Ya Gotta Tabata

Snap Fitness

Similar to HIIT and circuit training, Tabata is a high-intensity workout that has fitness and weight-loss benefits. The interval-based model can be done in a short amount of time using your body weight (add light weights or resistance bands for a challenge) and a stopwatch.

 

Do 20 seconds of move A, then rest 10 seconds. Do 20 seconds of move B, then rest 10 seconds. Continue alternating between the pair of movements until four minutes are up!

 

 

 

Warm-Up

Jump rope or jog for five minutes.

 

 

 

Tabata One

(A) Jumping jacks – 20 seconds exercise / 10 second rest.

(B) Alternating backward lunges – 20 seconds exercise / 10 second rest.

Repeat above for four minutes.

 

Take a one minute break.

 

 

 

Tabata Two

(A) Jump squats – 20 seconds exercise / 10 second rest.

(B) Tricep dips – 20 seconds exercise / 10 second rest.

Repeat above for four minutes.

 

Take a one minute break.

 

 

 

Tabata Three

(A) High knee run – 20 seconds exercise / 10 second rest.

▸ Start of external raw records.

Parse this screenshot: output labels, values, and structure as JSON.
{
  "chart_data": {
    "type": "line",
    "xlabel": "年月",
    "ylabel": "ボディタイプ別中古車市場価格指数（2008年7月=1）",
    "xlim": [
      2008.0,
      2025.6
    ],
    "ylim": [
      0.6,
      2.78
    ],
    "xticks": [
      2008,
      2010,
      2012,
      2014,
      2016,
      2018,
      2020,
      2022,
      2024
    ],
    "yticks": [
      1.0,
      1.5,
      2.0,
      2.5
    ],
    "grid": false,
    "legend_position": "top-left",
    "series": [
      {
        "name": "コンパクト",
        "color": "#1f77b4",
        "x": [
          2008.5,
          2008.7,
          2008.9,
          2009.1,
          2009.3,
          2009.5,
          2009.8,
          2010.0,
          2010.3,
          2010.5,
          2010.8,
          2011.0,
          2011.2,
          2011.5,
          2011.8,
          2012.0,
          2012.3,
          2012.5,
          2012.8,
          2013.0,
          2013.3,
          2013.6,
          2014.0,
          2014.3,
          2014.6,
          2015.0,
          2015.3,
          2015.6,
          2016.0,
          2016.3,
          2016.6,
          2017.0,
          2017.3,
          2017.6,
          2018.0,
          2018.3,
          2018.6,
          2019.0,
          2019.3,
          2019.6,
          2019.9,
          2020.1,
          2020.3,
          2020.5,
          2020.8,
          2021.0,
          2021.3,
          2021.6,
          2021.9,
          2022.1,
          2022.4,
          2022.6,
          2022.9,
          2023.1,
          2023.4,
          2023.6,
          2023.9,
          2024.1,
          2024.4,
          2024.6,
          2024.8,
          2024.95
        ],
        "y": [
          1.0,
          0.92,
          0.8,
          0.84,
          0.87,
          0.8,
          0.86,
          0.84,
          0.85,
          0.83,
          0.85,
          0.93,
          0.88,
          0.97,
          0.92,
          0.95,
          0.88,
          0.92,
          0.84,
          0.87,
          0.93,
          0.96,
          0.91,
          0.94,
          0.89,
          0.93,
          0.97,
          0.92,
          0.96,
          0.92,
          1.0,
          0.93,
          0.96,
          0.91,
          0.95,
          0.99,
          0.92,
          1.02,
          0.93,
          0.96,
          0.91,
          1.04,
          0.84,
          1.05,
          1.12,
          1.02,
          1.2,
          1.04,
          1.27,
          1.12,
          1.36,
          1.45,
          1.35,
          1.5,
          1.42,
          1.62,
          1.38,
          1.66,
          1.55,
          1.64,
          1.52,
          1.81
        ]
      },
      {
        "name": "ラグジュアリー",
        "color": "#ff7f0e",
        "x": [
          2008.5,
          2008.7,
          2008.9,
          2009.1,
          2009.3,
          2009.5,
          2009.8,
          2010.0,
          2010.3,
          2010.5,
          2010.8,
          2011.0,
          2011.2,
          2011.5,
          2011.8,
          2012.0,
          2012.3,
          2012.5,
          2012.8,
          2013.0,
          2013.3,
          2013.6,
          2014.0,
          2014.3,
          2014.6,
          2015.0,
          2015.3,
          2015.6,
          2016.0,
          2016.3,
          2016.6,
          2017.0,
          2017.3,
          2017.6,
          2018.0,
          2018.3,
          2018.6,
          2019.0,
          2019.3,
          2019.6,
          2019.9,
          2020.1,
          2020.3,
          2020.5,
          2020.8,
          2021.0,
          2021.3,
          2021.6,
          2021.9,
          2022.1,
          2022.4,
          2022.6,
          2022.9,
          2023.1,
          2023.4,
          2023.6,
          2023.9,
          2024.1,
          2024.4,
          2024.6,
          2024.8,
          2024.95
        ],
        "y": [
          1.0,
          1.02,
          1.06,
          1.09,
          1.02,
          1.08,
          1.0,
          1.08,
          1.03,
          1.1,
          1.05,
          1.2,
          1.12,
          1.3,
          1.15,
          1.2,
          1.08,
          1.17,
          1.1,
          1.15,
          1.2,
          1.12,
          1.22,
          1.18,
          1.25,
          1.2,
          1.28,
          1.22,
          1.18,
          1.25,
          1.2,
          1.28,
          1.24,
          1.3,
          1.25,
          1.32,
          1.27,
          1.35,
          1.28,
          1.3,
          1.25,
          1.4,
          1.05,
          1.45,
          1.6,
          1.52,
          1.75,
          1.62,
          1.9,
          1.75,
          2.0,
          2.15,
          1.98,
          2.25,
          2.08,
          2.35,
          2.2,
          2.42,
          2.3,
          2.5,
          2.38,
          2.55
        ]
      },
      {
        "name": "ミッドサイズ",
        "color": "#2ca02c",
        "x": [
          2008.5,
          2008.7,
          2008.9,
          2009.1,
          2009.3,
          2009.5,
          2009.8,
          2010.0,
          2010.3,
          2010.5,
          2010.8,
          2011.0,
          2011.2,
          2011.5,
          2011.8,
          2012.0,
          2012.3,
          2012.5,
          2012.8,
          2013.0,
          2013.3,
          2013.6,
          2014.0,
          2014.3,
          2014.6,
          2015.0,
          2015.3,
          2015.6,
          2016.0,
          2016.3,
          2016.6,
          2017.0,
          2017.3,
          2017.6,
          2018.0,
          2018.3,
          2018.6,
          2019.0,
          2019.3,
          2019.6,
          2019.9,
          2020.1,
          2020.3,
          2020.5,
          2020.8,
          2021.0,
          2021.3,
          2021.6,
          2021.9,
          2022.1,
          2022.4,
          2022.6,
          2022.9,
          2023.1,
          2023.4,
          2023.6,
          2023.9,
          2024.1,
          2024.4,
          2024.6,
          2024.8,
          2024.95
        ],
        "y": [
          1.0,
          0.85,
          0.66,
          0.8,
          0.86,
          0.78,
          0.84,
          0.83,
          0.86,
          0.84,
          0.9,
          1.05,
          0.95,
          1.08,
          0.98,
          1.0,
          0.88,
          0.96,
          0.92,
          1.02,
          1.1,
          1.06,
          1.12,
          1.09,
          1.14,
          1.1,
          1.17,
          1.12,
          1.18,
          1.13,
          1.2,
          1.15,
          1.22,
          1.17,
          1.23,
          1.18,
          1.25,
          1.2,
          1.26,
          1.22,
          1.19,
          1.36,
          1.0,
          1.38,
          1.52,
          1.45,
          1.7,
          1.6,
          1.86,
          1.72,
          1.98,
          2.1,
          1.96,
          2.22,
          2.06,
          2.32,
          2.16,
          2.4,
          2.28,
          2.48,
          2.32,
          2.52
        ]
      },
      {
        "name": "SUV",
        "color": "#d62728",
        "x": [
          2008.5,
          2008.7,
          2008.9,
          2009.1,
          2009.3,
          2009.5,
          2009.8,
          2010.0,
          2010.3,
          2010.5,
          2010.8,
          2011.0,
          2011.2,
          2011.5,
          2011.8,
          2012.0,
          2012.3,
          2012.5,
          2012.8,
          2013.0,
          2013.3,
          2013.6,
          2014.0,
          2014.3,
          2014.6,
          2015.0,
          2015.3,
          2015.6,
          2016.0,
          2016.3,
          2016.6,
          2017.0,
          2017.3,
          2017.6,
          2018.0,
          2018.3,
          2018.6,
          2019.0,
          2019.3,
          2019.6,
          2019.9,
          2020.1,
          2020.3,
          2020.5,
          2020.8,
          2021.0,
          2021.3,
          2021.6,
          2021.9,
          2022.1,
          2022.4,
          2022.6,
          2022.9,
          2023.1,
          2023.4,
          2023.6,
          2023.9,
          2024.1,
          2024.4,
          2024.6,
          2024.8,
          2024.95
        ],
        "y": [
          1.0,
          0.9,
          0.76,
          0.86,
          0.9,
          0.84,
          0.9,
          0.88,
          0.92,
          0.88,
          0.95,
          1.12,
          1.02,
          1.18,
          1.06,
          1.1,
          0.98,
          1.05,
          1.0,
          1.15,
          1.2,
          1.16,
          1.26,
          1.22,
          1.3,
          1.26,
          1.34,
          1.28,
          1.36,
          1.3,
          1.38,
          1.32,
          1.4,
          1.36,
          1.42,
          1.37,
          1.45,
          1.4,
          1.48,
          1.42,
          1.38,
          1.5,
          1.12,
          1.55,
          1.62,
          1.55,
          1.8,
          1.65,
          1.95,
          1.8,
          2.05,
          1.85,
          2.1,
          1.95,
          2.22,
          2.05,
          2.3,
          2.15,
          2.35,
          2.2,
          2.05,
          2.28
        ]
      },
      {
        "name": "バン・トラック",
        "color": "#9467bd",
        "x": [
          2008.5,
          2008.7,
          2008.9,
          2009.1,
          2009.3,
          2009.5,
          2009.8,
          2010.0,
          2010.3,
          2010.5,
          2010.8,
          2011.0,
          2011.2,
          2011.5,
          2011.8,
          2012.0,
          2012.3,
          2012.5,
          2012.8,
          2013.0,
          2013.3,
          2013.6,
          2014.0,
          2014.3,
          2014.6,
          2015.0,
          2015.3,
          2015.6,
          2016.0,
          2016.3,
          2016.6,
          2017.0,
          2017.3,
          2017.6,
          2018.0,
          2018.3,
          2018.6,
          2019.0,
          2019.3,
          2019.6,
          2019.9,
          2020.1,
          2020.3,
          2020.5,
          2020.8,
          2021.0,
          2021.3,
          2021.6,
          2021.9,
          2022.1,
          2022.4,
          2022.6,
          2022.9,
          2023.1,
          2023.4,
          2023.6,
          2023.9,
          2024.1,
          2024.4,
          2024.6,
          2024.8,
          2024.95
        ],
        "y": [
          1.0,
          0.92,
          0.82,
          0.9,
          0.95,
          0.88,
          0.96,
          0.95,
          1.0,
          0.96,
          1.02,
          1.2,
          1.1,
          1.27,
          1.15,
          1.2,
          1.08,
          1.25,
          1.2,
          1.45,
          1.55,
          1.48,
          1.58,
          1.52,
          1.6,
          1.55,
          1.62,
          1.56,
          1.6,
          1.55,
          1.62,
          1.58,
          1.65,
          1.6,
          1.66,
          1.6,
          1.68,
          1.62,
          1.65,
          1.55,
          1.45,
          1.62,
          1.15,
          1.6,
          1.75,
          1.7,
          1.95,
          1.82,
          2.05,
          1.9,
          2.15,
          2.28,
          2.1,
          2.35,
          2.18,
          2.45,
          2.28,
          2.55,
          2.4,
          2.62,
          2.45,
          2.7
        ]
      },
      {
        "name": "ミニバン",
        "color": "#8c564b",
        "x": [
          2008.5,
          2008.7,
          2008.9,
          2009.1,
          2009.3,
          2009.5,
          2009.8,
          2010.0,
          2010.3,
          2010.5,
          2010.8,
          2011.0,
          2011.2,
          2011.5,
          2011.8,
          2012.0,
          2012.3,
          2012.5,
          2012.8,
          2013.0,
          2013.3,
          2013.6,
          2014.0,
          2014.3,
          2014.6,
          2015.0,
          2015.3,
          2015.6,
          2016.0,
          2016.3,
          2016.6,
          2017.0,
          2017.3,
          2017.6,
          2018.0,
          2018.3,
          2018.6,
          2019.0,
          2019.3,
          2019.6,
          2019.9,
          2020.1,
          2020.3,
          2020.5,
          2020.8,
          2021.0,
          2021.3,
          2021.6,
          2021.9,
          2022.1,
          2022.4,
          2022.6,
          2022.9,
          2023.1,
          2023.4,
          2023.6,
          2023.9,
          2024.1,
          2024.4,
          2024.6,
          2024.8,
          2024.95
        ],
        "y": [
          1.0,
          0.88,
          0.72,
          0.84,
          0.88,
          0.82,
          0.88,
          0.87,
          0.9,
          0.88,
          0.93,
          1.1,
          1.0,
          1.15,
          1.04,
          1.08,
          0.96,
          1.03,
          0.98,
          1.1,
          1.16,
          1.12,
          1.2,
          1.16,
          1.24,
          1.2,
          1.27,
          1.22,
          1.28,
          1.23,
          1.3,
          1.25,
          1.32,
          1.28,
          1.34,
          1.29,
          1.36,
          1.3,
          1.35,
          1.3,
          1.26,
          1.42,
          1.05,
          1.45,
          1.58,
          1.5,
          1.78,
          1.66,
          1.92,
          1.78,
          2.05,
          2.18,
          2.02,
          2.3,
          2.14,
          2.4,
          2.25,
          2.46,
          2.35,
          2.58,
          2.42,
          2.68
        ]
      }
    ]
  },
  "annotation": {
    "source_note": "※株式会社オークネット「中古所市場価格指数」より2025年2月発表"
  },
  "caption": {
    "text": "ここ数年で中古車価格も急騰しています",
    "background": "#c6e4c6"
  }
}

(B) Mountain climbers– 20 seconds exercise / 10 second rest.

Repeat above for four minutes.

 

Take a one minute break.

 

 

Tabata Four

(A) Burpees – 20 seconds exercise / 10 second rest.

(B) Bicycle crunches – 20 seconds exercise / 10 second rest.

Repeat above for four minutes.

 

 

 

Cool-down

Spend five minutes walking on the treadmill and stretching.